2. Push-outs: Door frame or dresser, 3 sets of 10, rest in between

3. Standing leg lifts, to the side, front, back, 10 each; total of 60

4. Squats standing behind and holding on to chair, 3 sets of 8;

5. Using hand weights, lift with thumbs together up/down 10x, rest, repeat

6. Raise 8# weight overhead and down behind head; lift 6x; rest, repeat

7. Swing free! Face front from waist down; swing arms side/side shoulder ht.

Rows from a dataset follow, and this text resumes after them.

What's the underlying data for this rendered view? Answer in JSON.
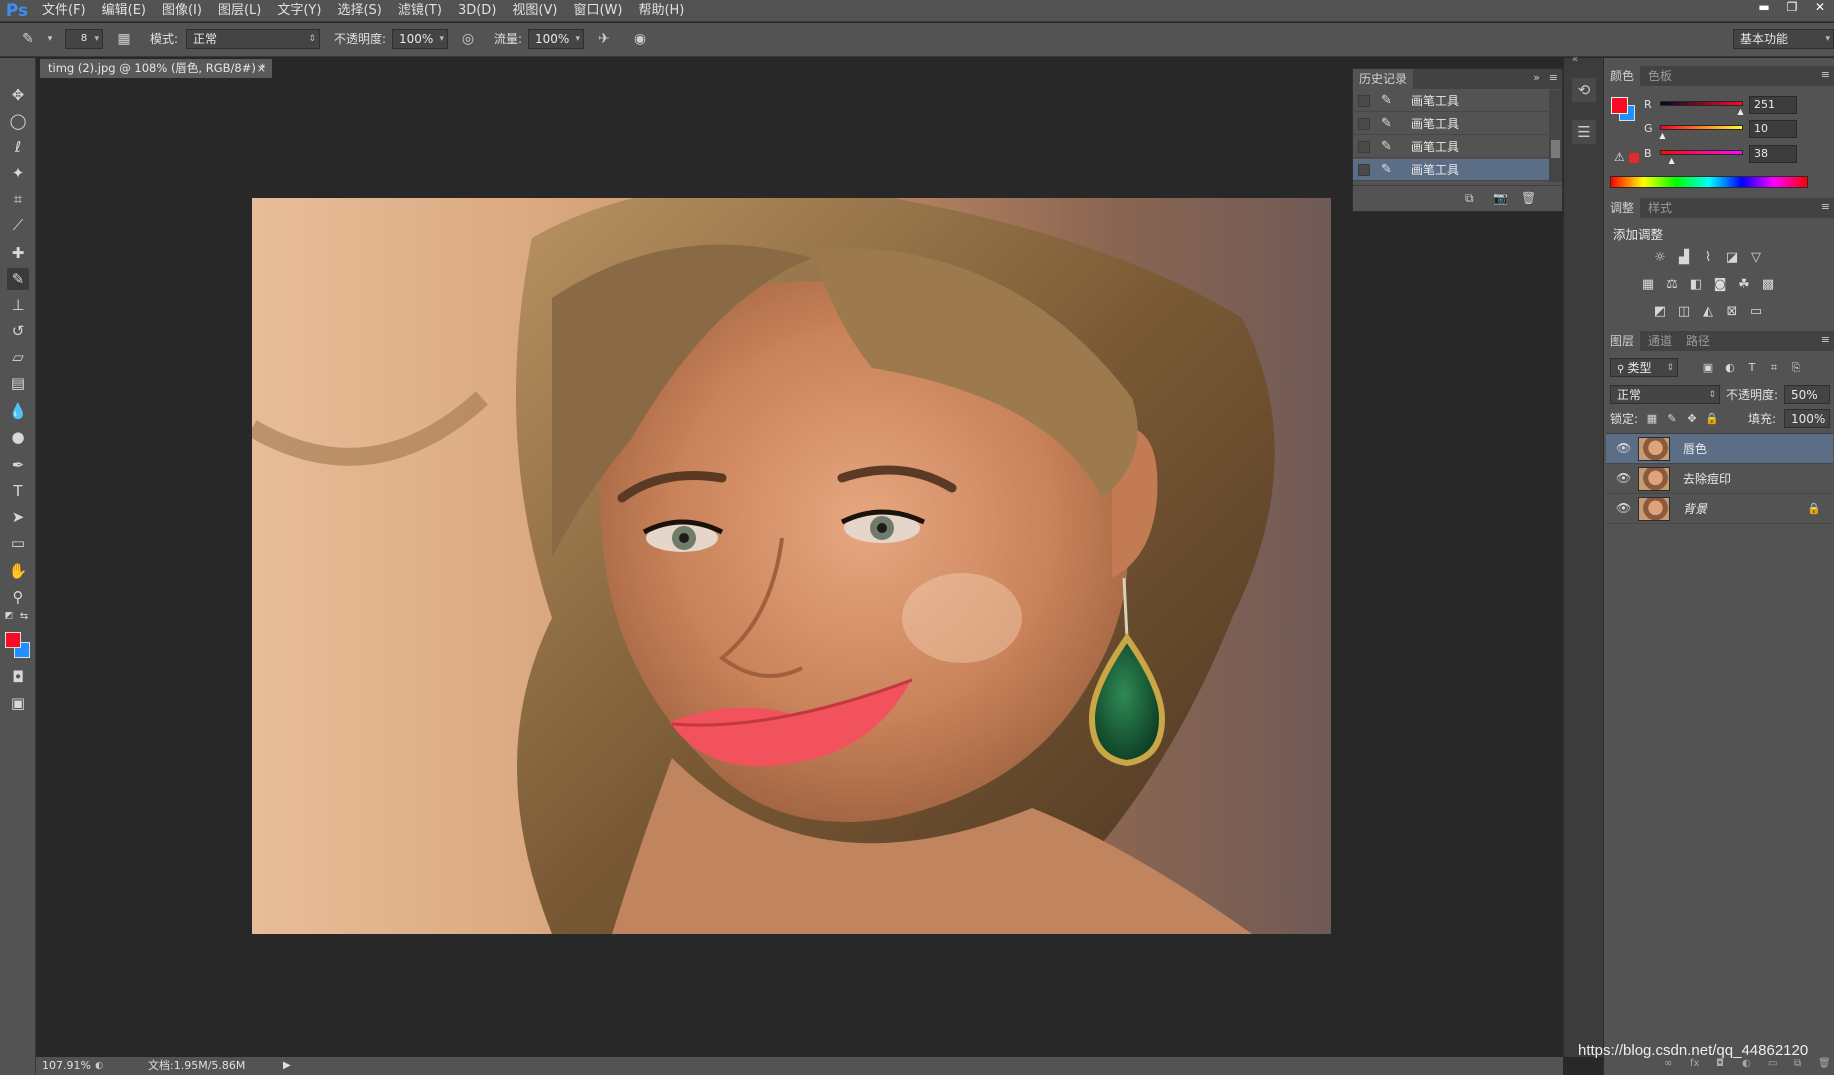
{
  "app": {
    "logo": "Ps"
  },
  "menu": [
    "文件(F)",
    "编辑(E)",
    "图像(I)",
    "图层(L)",
    "文字(Y)",
    "选择(S)",
    "滤镜(T)",
    "3D(D)",
    "视图(V)",
    "窗口(W)",
    "帮助(H)"
  ],
  "window_controls": {
    "minimize": "▬",
    "restore": "❐",
    "close": "✕"
  },
  "options": {
    "brush_size": "8",
    "mode_label": "模式:",
    "mode_value": "正常",
    "opacity_label": "不透明度:",
    "opacity_value": "100%",
    "flow_label": "流量:",
    "flow_value": "100%",
    "workspace": "基本功能"
  },
  "document": {
    "tab_title": "timg (2).jpg @ 108% (唇色, RGB/8#) *",
    "tab_close": "×",
    "zoom": "107.91%",
    "doc_info": "文档:1.95M/5.86M"
  },
  "history": {
    "tab": "历史记录",
    "items": [
      "画笔工具",
      "画笔工具",
      "画笔工具",
      "画笔工具"
    ],
    "selected_index": 3
  },
  "color_panel": {
    "tabs": [
      "颜色",
      "色板"
    ],
    "foreground": "#fb0a26",
    "background": "#1e90ff",
    "channels": [
      {
        "label": "R",
        "value": "251",
        "fraction": 0.98
      },
      {
        "label": "G",
        "value": "10",
        "fraction": 0.04
      },
      {
        "label": "B",
        "value": "38",
        "fraction": 0.15
      }
    ]
  },
  "adjustments": {
    "tabs": [
      "调整",
      "样式"
    ],
    "title": "添加调整"
  },
  "layers": {
    "tabs": [
      "图层",
      "通道",
      "路径"
    ],
    "filter": "类型",
    "blend_mode": "正常",
    "opacity_label": "不透明度:",
    "opacity_value": "50%",
    "lock_label": "锁定:",
    "fill_label": "填充:",
    "fill_value": "100%",
    "items": [
      {
        "name": "唇色",
        "selected": true
      },
      {
        "name": "去除痘印",
        "selected": false
      },
      {
        "name": "背景",
        "selected": false,
        "locked": true
      }
    ]
  },
  "watermark": "https://blog.csdn.net/qq_44862120"
}
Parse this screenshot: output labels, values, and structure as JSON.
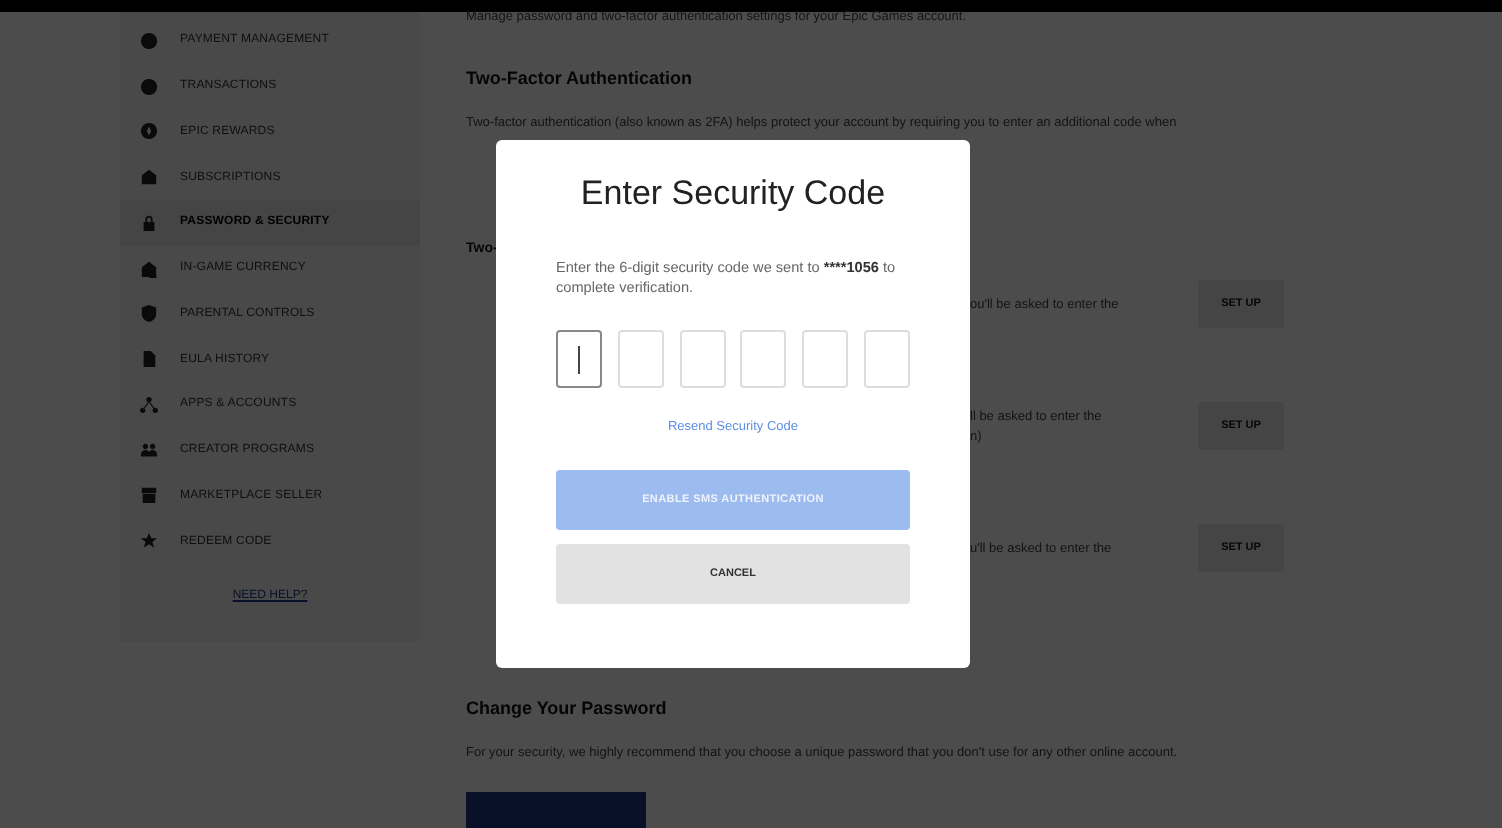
{
  "sidebar": {
    "items": [
      {
        "label": "PAYMENT MANAGEMENT",
        "selected": false
      },
      {
        "label": "TRANSACTIONS",
        "selected": false
      },
      {
        "label": "EPIC REWARDS",
        "selected": false
      },
      {
        "label": "SUBSCRIPTIONS",
        "selected": false
      },
      {
        "label": "PASSWORD & SECURITY",
        "selected": true
      },
      {
        "label": "IN-GAME CURRENCY",
        "selected": false
      },
      {
        "label": "PARENTAL CONTROLS",
        "selected": false
      },
      {
        "label": "EULA HISTORY",
        "selected": false
      },
      {
        "label": "APPS & ACCOUNTS",
        "selected": false
      },
      {
        "label": "CREATOR PROGRAMS",
        "selected": false
      },
      {
        "label": "MARKETPLACE SELLER",
        "selected": false
      },
      {
        "label": "REDEEM CODE",
        "selected": false
      }
    ],
    "help_link": "NEED HELP?"
  },
  "main": {
    "intro": "Manage password and two-factor authentication settings for your Epic Games account.",
    "two_factor": {
      "heading": "Two-Factor Authentication",
      "description": "Two-factor authentication (also known as 2FA) helps protect your account by requiring you to enter an additional code when",
      "subheading": "Two-",
      "methods": [
        {
          "text_lines": [
            "ou'll be asked to enter the"
          ],
          "button": "SET UP"
        },
        {
          "text_lines": [
            "ll be asked to enter the",
            "n)"
          ],
          "button": "SET UP"
        },
        {
          "text_lines": [
            "u'll be asked to enter the"
          ],
          "button": "SET UP"
        }
      ]
    },
    "change_password": {
      "heading": "Change Your Password",
      "description": "For your security, we highly recommend that you choose a unique password that you don't use for any other online account."
    }
  },
  "modal": {
    "title": "Enter Security Code",
    "message": {
      "before": "Enter the 6-digit security code we sent to ",
      "phone": "****1056",
      "after": " to complete verification."
    },
    "code_boxes": [
      {
        "focused": true
      },
      {
        "focused": false
      },
      {
        "focused": false
      },
      {
        "focused": false
      },
      {
        "focused": false
      },
      {
        "focused": false
      }
    ],
    "resend_link": "Resend Security Code",
    "primary_button": {
      "label": "ENABLE SMS AUTHENTICATION",
      "disabled": true
    },
    "cancel_button": "CANCEL"
  }
}
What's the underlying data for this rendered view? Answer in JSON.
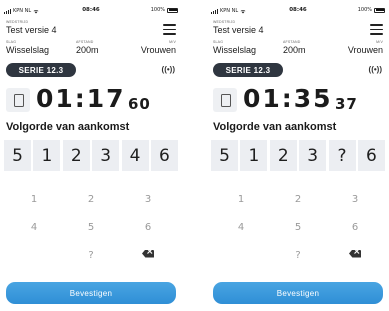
{
  "status_bar": {
    "carrier": "KPN NL",
    "time": "08:46",
    "battery": "100%"
  },
  "screens": [
    {
      "wedstrijd_label": "WEDSTRIJD",
      "wedstrijd_name": "Test versie 4",
      "slag_label": "SLAG",
      "slag_value": "Wisselslag",
      "afstand_label": "AFSTAND",
      "afstand_value": "200m",
      "mv_label": "M/V",
      "mv_value": "Vrouwen",
      "serie": "SERIE 12.3",
      "signal_symbol": "((•))",
      "timer_main": "01:17",
      "timer_hundredths": "60",
      "volgorde_title": "Volgorde van aankomst",
      "order": [
        "5",
        "1",
        "2",
        "3",
        "4",
        "6"
      ],
      "keypad": [
        [
          "1",
          "2",
          "3"
        ],
        [
          "4",
          "5",
          "6"
        ],
        [
          "",
          "?",
          "backspace"
        ]
      ],
      "confirm_label": "Bevestigen"
    },
    {
      "wedstrijd_label": "WEDSTRIJD",
      "wedstrijd_name": "Test versie 4",
      "slag_label": "SLAG",
      "slag_value": "Wisselslag",
      "afstand_label": "AFSTAND",
      "afstand_value": "200m",
      "mv_label": "M/V",
      "mv_value": "Vrouwen",
      "serie": "SERIE 12.3",
      "signal_symbol": "((•))",
      "timer_main": "01:35",
      "timer_hundredths": "37",
      "volgorde_title": "Volgorde van aankomst",
      "order": [
        "5",
        "1",
        "2",
        "3",
        "?",
        "6"
      ],
      "keypad": [
        [
          "1",
          "2",
          "3"
        ],
        [
          "4",
          "5",
          "6"
        ],
        [
          "",
          "?",
          "backspace"
        ]
      ],
      "confirm_label": "Bevestigen"
    }
  ],
  "colors": {
    "pill": "#2f3640",
    "button": "#3b9ad9",
    "cell": "#eceef2",
    "key_text": "#9a9a9a"
  }
}
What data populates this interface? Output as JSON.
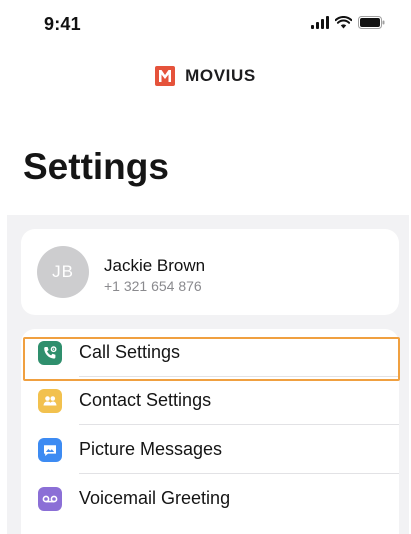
{
  "status_bar": {
    "time": "9:41"
  },
  "brand": {
    "name": "MOVIUS",
    "color": "#e5533b"
  },
  "page_title": "Settings",
  "profile": {
    "initials": "JB",
    "name": "Jackie Brown",
    "phone": "+1 321 654 876"
  },
  "menu": [
    {
      "label": "Call Settings",
      "icon": "phone-gear-icon",
      "color": "#2f8f6d",
      "highlighted": true
    },
    {
      "label": "Contact Settings",
      "icon": "contacts-icon",
      "color": "#f2c14e"
    },
    {
      "label": "Picture Messages",
      "icon": "picture-message-icon",
      "color": "#3d8bf2"
    },
    {
      "label": "Voicemail Greeting",
      "icon": "voicemail-icon",
      "color": "#8b6fd6"
    }
  ],
  "highlight_color": "#f0a040"
}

8. Crunches: on floor; 10, rest, total of 30; OR crunches while standing

9. On stomach, lift head and feet flexing everything. Let go. Repeat 6x

10. On all fours, left knee to nose, then extend, 6x; reverse; repeat faster

11. Cat stretch, curled with head down then flat with head up

12. Sit up, Indian style, feet together; bend forward and stretch 4x

13. Same position, extend legs to each side, grab knee, pull down chest 6x

14. Breathe deeply, arm over to toe like a ballerina, sit up and over again, 6x; sit up tall, stretch, open arms and relax . . .

Aerobic, 20-30 minutes; Combine with Stretching  or Alternate Days

1. Lunges with hand weights, 2 sets of 10, rest between

2. Go for a brisk walk, gently jog in place or on a rebounder or walk on a porch with hand weights

3. Go up and down on step, inside, or better yet, outside in the sunshine!